Currently, consumers can rate products, services and experiences through sites such as Yelp, Angie's List, TripIt, Amazon and Facebook. Robert Moran, head of the Brunswick Group, says the economy is rapidly evolving into a "rateocracy," in which enterprises will rise and fall based on consumer and stakeholder ratings.

The next phase in the revolution will extend these ratings systems even deeper into enterprises, with corporate reputations rising and falling on ratings systems, as Moran explains in The Futurist:

"Soon, we will also rate corporations on their behavior and have real-time mobile access to the aggregated, stakeholder-generated reputation scores of nearly every corporation on the planet. We will use this information to reward and punish companies by buying their products or spurning them. We will have entered into a completely new era of corporate reputation, one in which reputation is radically transparent and extremely valuable."

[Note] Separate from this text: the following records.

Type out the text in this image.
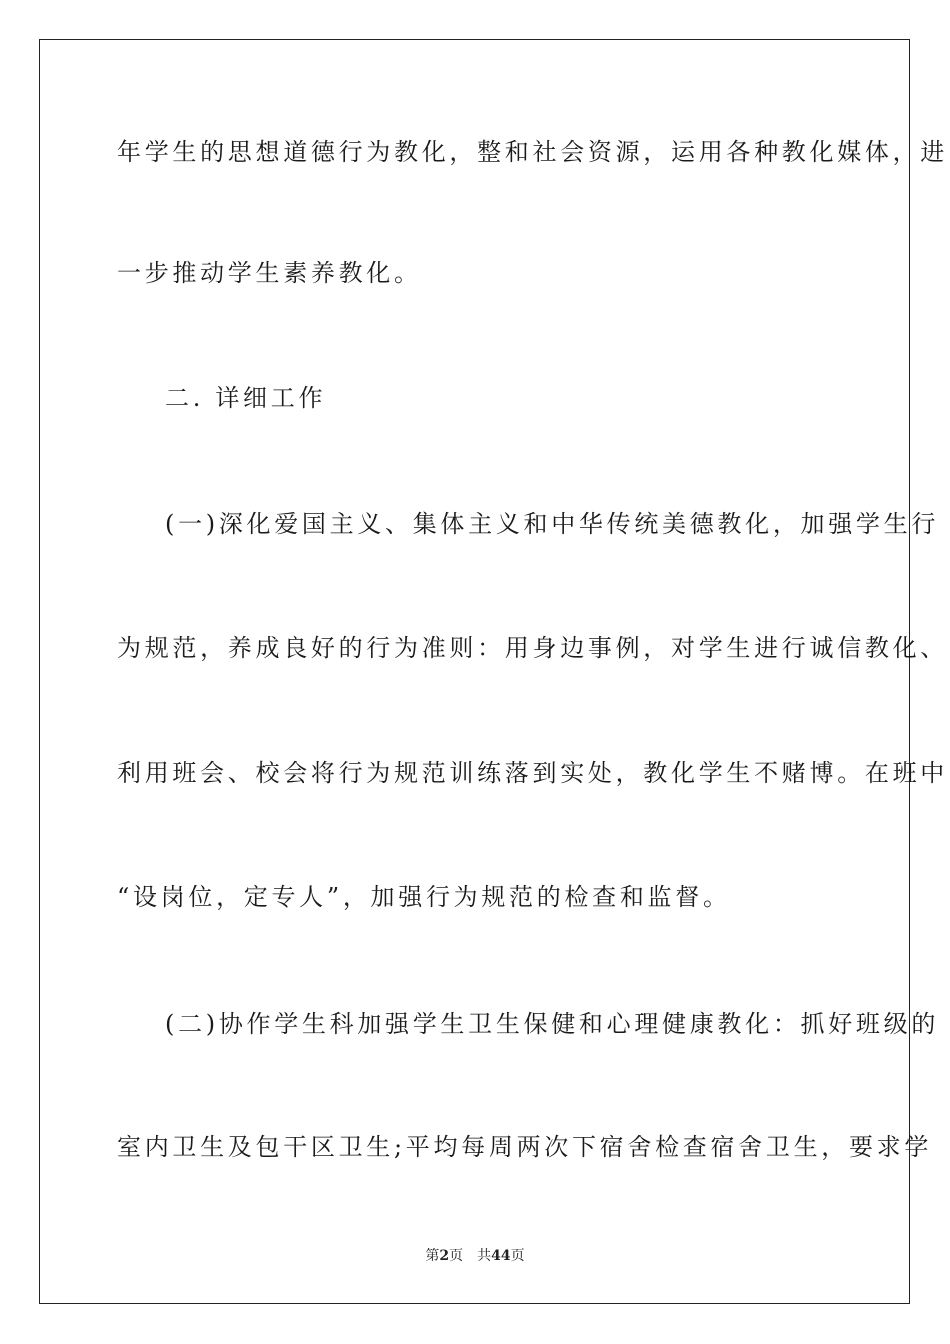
年学生的思想道德行为教化，整和社会资源，运用各种教化媒体，进
一步推动学生素养教化。
二. 详细工作
(一)深化爱国主义、集体主义和中华传统美德教化，加强学生行
为规范，养成良好的行为准则：用身边事例，对学生进行诚信教化、
利用班会、校会将行为规范训练落到实处，教化学生不赌博。在班中
“设岗位，定专人”，加强行为规范的检查和监督。
(二)协作学生科加强学生卫生保健和心理健康教化：抓好班级的
室内卫生及包干区卫生;平均每周两次下宿舍检查宿舍卫生，要求学
第2页 共44页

As the rateocracy opens up real-time data from internal rating systems, stakeholder expectations, CRM data, and aggregations of multiple rating sites, "the corporation will lose power as it controls relatively less of its own reputation," Moran says. The resulting datasets that will be open for viewing across the Internet will create competition between enterprises for a "virtuous race to the top," he states.

In the long run, technology may increase corporate transparency -- not only among publicly traded companies, but also private and non-profit organizations -- in a way that decades of laws and regulations have not been able to accomplish.